When I do such reaping on the battlefield, there may be great commotion, such that no one is certain who has fallen. No one mourns the man. Not his comrades, not his wife or his children. How long will that moment last? It seems it could go on forever. Eventually wails and moans break the silence, men pound their chests and women pull at their hair. My own men rejoice at the victory. How long will it be before the rejoicing ones become mourners? How long before those mourners find themselves rejoicing? They will laugh again, enjoy a hearty meal and delicious wine, sigh with pleasure as the evening sky fills with moonlight. Life is a veil, continually rearranged.

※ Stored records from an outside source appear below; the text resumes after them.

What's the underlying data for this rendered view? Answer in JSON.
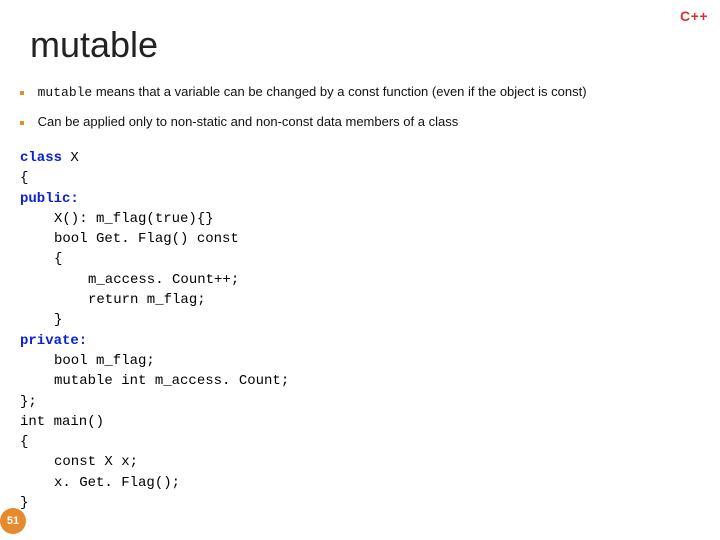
{
  "badge": "C++",
  "title": "mutable",
  "bullets": [
    {
      "keyword": "mutable",
      "rest": " means that a variable can be changed by a const function (even if the object is const)"
    },
    {
      "text": "Can be applied only to non-static and non-const data members of a class"
    }
  ],
  "code": {
    "l1_kw": "class",
    "l1_rest": " X",
    "l2": "{",
    "l3_kw": "public:",
    "l4": "X(): m_flag(true){}",
    "l5": "bool Get. Flag() const",
    "l6": "{",
    "l7": "m_access. Count++;",
    "l8": "return m_flag;",
    "l9": "}",
    "l10_kw": "private:",
    "l11": "bool m_flag;",
    "l12": "mutable int m_access. Count;",
    "l13": "};",
    "l14": "int main()",
    "l15": "{",
    "l16": "const X x;",
    "l17": "x. Get. Flag();",
    "l18": "}"
  },
  "page": "51"
}
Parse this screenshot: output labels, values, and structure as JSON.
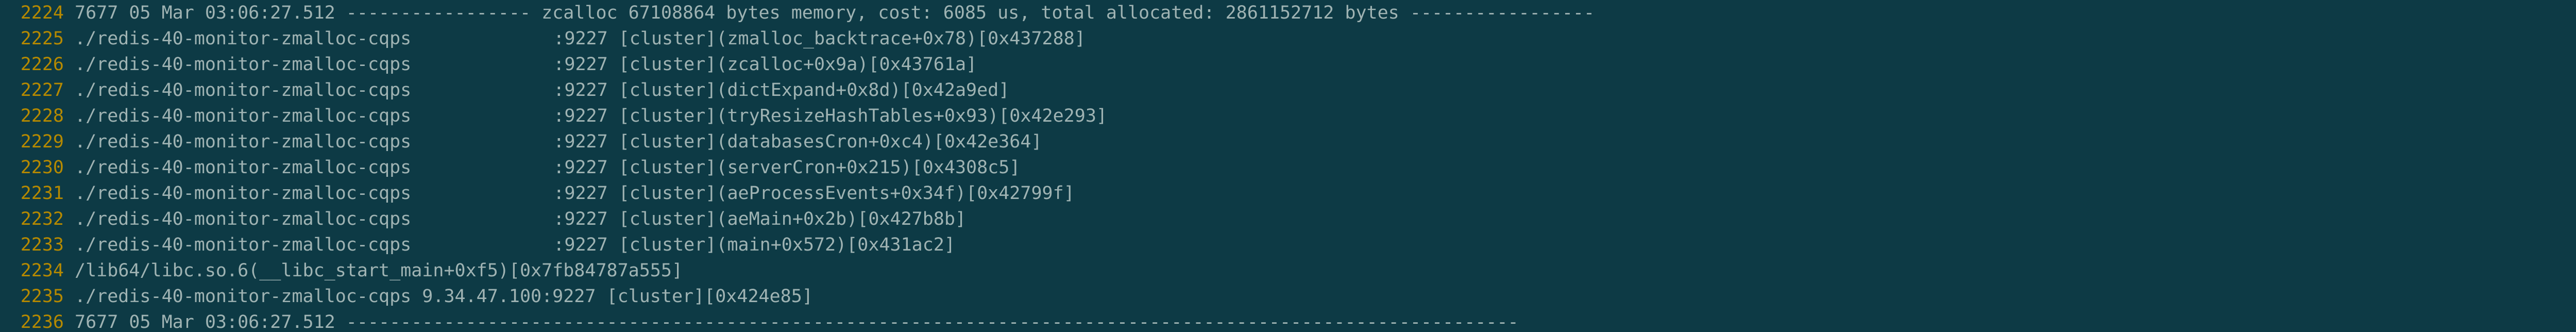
{
  "colors": {
    "background": "#0d3a45",
    "text": "#9fb3b3",
    "line_number": "#b58900"
  },
  "lines": [
    {
      "num": "2224",
      "text": "7677 05 Mar 03:06:27.512 ----------------- zcalloc 67108864 bytes memory, cost: 6085 us, total allocated: 2861152712 bytes -----------------"
    },
    {
      "num": "2225",
      "prefix": "./redis-40-monitor-zmalloc-cqps ",
      "suffix": ":9227 [cluster](zmalloc_backtrace+0x78)[0x437288]"
    },
    {
      "num": "2226",
      "prefix": "./redis-40-monitor-zmalloc-cqps ",
      "suffix": ":9227 [cluster](zcalloc+0x9a)[0x43761a]"
    },
    {
      "num": "2227",
      "prefix": "./redis-40-monitor-zmalloc-cqps ",
      "suffix": ":9227 [cluster](dictExpand+0x8d)[0x42a9ed]"
    },
    {
      "num": "2228",
      "prefix": "./redis-40-monitor-zmalloc-cqps ",
      "suffix": ":9227 [cluster](tryResizeHashTables+0x93)[0x42e293]"
    },
    {
      "num": "2229",
      "prefix": "./redis-40-monitor-zmalloc-cqps ",
      "suffix": ":9227 [cluster](databasesCron+0xc4)[0x42e364]"
    },
    {
      "num": "2230",
      "prefix": "./redis-40-monitor-zmalloc-cqps ",
      "suffix": ":9227 [cluster](serverCron+0x215)[0x4308c5]"
    },
    {
      "num": "2231",
      "prefix": "./redis-40-monitor-zmalloc-cqps ",
      "suffix": ":9227 [cluster](aeProcessEvents+0x34f)[0x42799f]"
    },
    {
      "num": "2232",
      "prefix": "./redis-40-monitor-zmalloc-cqps ",
      "suffix": ":9227 [cluster](aeMain+0x2b)[0x427b8b]"
    },
    {
      "num": "2233",
      "prefix": "./redis-40-monitor-zmalloc-cqps ",
      "suffix": ":9227 [cluster](main+0x572)[0x431ac2]"
    },
    {
      "num": "2234",
      "text": "/lib64/libc.so.6(__libc_start_main+0xf5)[0x7fb84787a555]"
    },
    {
      "num": "2235",
      "text": "./redis-40-monitor-zmalloc-cqps 9.34.47.100:9227 [cluster][0x424e85]"
    },
    {
      "num": "2236",
      "text": "7677 05 Mar 03:06:27.512 ------------------------------------------------------------------------------------------------------------"
    }
  ]
}
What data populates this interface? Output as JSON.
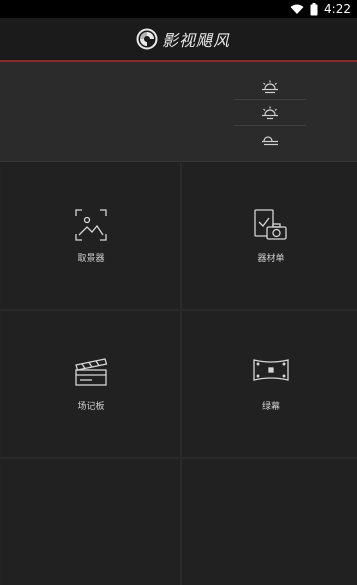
{
  "status_bar": {
    "time": "4:22",
    "icons": [
      "wifi-icon",
      "battery-icon"
    ]
  },
  "header": {
    "logo_text": "影视飓风",
    "logo_icon": "aperture-logo-icon",
    "accent_line_color": "#8b2b2b"
  },
  "panel": {
    "rows": [
      {
        "icon": "sunrise-icon"
      },
      {
        "icon": "sunset-icon"
      },
      {
        "icon": "horizon-icon"
      }
    ]
  },
  "tools": [
    {
      "label": "取景器",
      "icon": "viewfinder-icon"
    },
    {
      "label": "器材单",
      "icon": "equipment-list-icon"
    },
    {
      "label": "场记板",
      "icon": "clapperboard-icon"
    },
    {
      "label": "绿幕",
      "icon": "green-screen-icon"
    }
  ]
}
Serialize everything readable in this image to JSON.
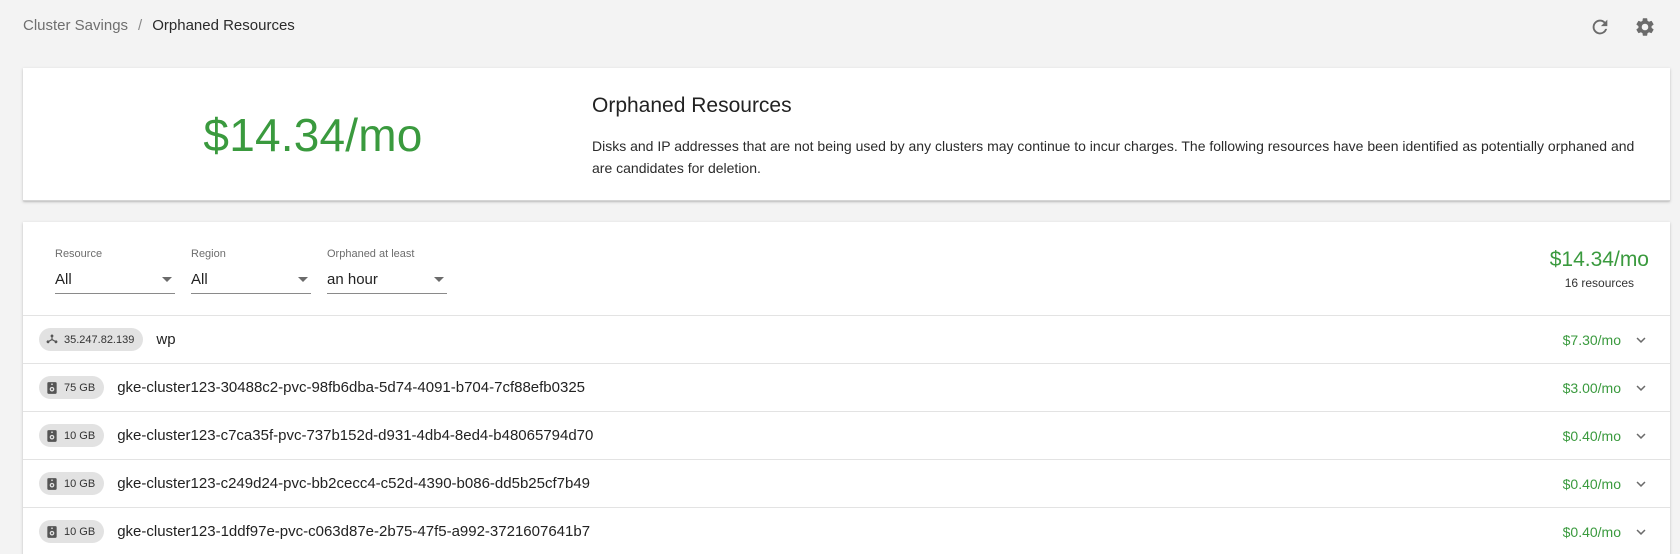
{
  "breadcrumb": {
    "parent": "Cluster Savings",
    "separator": "/",
    "current": "Orphaned Resources"
  },
  "icons": {
    "refresh": "refresh-icon",
    "settings": "gear-icon"
  },
  "summary": {
    "total": "$14.34/mo",
    "title": "Orphaned Resources",
    "description": "Disks and IP addresses that are not being used by any clusters may continue to incur charges. The following resources have been identified as potentially orphaned and are candidates for deletion."
  },
  "filters": {
    "resource": {
      "label": "Resource",
      "value": "All"
    },
    "region": {
      "label": "Region",
      "value": "All"
    },
    "orphaned": {
      "label": "Orphaned at least",
      "value": "an hour"
    },
    "total": "$14.34/mo",
    "count": "16 resources"
  },
  "colors": {
    "accent_green": "#3a9a3e",
    "chip_bg": "#e2e2e2"
  },
  "rows": [
    {
      "type": "ip",
      "icon": "network-icon",
      "chip": "35.247.82.139",
      "name": "wp",
      "cost": "$7.30/mo"
    },
    {
      "type": "disk",
      "icon": "disk-icon",
      "chip": "75 GB",
      "name": "gke-cluster123-30488c2-pvc-98fb6dba-5d74-4091-b704-7cf88efb0325",
      "cost": "$3.00/mo"
    },
    {
      "type": "disk",
      "icon": "disk-icon",
      "chip": "10 GB",
      "name": "gke-cluster123-c7ca35f-pvc-737b152d-d931-4db4-8ed4-b48065794d70",
      "cost": "$0.40/mo"
    },
    {
      "type": "disk",
      "icon": "disk-icon",
      "chip": "10 GB",
      "name": "gke-cluster123-c249d24-pvc-bb2cecc4-c52d-4390-b086-dd5b25cf7b49",
      "cost": "$0.40/mo"
    },
    {
      "type": "disk",
      "icon": "disk-icon",
      "chip": "10 GB",
      "name": "gke-cluster123-1ddf97e-pvc-c063d87e-2b75-47f5-a992-3721607641b7",
      "cost": "$0.40/mo"
    }
  ]
}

We exactly fit the situations of our lives, my son, and the energies of Life move around us because of our shape. If we change our shape, we change the structure of our situation, and we change the whole of Life. We no longer fit the vehicle that has carried us so far. Another ship will take us.
Many men will claim to know what is right or wrong in a given situation. Whether in the case of managing a battle or managing a household, running a race or running a kingdom, showing reverence to the gods or showing respect for one’s friends, everyone has opinions. It matters little if you think you know the right from the wrong, it matters little how sophisticated your thoughts or your speech on the subject. What counts is what you can bring forth from yourself in the moment. One might then say right living is a matter of action. But never forget: it is not only what you do. Even more important is HOW!

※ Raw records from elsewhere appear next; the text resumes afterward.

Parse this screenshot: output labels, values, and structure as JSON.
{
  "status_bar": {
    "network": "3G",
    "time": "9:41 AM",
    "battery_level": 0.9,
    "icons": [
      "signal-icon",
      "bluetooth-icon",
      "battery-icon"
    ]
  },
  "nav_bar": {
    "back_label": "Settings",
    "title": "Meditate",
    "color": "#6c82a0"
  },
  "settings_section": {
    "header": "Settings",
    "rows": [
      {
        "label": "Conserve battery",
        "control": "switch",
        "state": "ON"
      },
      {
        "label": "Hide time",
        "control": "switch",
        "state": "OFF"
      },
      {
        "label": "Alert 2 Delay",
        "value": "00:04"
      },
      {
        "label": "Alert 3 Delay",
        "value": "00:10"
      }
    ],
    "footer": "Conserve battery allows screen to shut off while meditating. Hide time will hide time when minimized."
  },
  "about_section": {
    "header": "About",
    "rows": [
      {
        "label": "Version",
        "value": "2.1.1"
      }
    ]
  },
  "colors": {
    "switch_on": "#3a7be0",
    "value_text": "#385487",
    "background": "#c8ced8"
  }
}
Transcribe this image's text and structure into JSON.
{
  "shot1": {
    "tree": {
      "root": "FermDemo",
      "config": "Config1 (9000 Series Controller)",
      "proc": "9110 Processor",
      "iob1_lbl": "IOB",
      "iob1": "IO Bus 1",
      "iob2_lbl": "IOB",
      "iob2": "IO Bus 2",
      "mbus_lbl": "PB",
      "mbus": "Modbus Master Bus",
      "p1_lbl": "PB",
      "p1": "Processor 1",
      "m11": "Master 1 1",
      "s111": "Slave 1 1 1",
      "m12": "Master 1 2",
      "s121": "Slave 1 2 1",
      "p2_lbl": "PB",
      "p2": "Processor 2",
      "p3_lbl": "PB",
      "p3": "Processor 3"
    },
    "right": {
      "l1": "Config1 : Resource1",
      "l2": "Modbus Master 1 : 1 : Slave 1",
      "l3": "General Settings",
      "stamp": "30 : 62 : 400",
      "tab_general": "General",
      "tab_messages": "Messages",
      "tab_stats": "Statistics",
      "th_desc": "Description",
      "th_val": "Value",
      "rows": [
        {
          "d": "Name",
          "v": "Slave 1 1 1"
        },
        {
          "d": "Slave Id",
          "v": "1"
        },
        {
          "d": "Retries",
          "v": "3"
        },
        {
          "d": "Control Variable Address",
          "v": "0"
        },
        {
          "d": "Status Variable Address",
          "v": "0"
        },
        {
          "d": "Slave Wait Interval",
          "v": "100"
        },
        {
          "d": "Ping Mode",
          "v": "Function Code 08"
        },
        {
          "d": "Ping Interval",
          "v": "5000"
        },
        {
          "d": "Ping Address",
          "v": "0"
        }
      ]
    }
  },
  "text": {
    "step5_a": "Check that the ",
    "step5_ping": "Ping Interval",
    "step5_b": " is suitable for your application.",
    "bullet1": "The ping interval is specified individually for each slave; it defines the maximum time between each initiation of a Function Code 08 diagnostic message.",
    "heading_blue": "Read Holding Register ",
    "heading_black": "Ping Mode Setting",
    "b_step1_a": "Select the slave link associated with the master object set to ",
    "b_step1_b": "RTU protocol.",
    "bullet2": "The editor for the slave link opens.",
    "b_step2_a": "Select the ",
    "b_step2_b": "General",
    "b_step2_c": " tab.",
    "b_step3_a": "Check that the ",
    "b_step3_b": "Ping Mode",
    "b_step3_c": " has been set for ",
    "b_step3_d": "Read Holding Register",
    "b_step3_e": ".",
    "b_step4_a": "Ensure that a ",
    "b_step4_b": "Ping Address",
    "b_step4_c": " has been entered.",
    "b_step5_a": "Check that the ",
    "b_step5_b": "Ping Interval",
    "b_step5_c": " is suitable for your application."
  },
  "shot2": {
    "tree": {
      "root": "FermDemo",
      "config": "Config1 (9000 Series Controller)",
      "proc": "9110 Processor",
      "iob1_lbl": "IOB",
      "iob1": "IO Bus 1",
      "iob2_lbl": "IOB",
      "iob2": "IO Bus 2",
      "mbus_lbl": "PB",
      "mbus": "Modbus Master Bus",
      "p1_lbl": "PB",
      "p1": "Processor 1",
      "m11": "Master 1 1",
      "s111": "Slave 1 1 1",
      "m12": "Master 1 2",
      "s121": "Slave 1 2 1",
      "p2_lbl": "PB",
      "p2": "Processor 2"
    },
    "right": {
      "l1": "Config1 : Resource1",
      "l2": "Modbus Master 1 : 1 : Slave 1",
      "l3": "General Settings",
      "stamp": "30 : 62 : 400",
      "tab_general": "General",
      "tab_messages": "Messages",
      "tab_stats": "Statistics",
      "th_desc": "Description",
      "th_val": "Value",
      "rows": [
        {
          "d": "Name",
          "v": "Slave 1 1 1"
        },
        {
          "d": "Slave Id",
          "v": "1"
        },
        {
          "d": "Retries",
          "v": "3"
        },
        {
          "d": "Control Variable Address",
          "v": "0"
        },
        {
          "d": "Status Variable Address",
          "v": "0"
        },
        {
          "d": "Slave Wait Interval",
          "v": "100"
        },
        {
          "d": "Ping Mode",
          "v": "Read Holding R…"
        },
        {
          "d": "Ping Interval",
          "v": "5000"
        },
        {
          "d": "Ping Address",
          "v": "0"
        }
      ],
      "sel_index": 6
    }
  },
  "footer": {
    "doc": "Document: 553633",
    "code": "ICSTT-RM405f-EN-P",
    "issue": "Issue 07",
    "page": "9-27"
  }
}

The gods of every thing on earth engage in an endless conversation. We can either join the conversation, or be handed its resolutions. There is an irony in this, because the gods take offence at our refusal to be with them at every moment, to converse with a warm heart, and so they read each of our gestures, without exception, as communication. They ask questions and tell jokes, and if we do not answer consciously, they accept the unconscious answers without missing a beat. They take everything we do as reverent communion. If you want to enjoy your life, accept that this is the way things are. By means of will, we do this deliberately at first, and with great skepticism. But in this way we come to love the sounds of the discourse, and the reverence becomes real, a felt thing in the heart-mind.
Truth is nothing more than putting your hands on life. Touch and be open to touching. The whole thing is like a ship: an arrangement, a coming together. If some piece of the ship suddenly decided it didn’t want to touch the pieces around it, the ship would fall apart. We are like that sometimes. We don’t want to touch what is there and don’t want what is there to touch us. We fall to pieces and drift or sink. But if you touch and remain open to touching, everything is there for the journey of the moment. You are steered as if by invisible hands, blown by wind sent by gods and goddesses, rowed by an unseen crew. Your only job is to remain awake.
Don’t make yourself into an Ilion. I see clearly that human beings will build walls against Life. Even in sitting down to eat, they do battle with the sitting, with the eating, with those who have joined them in love and friendship. We cannot win such battles. You cannot defeat even a three legged stool. As a servant of Life it will have its revenge on you. You have to stand with your gates open at all times.
When you lift a veil, something is uncovered while something else is covered. Wisdom is not the covering and uncovering. It is opening to the covering and uncovering. Man is an opening between Heaven and Earth. He dwells in the between, open to both. Heaven and Earth enter him, joining hands, embracing, coming through him in a dance that is his life.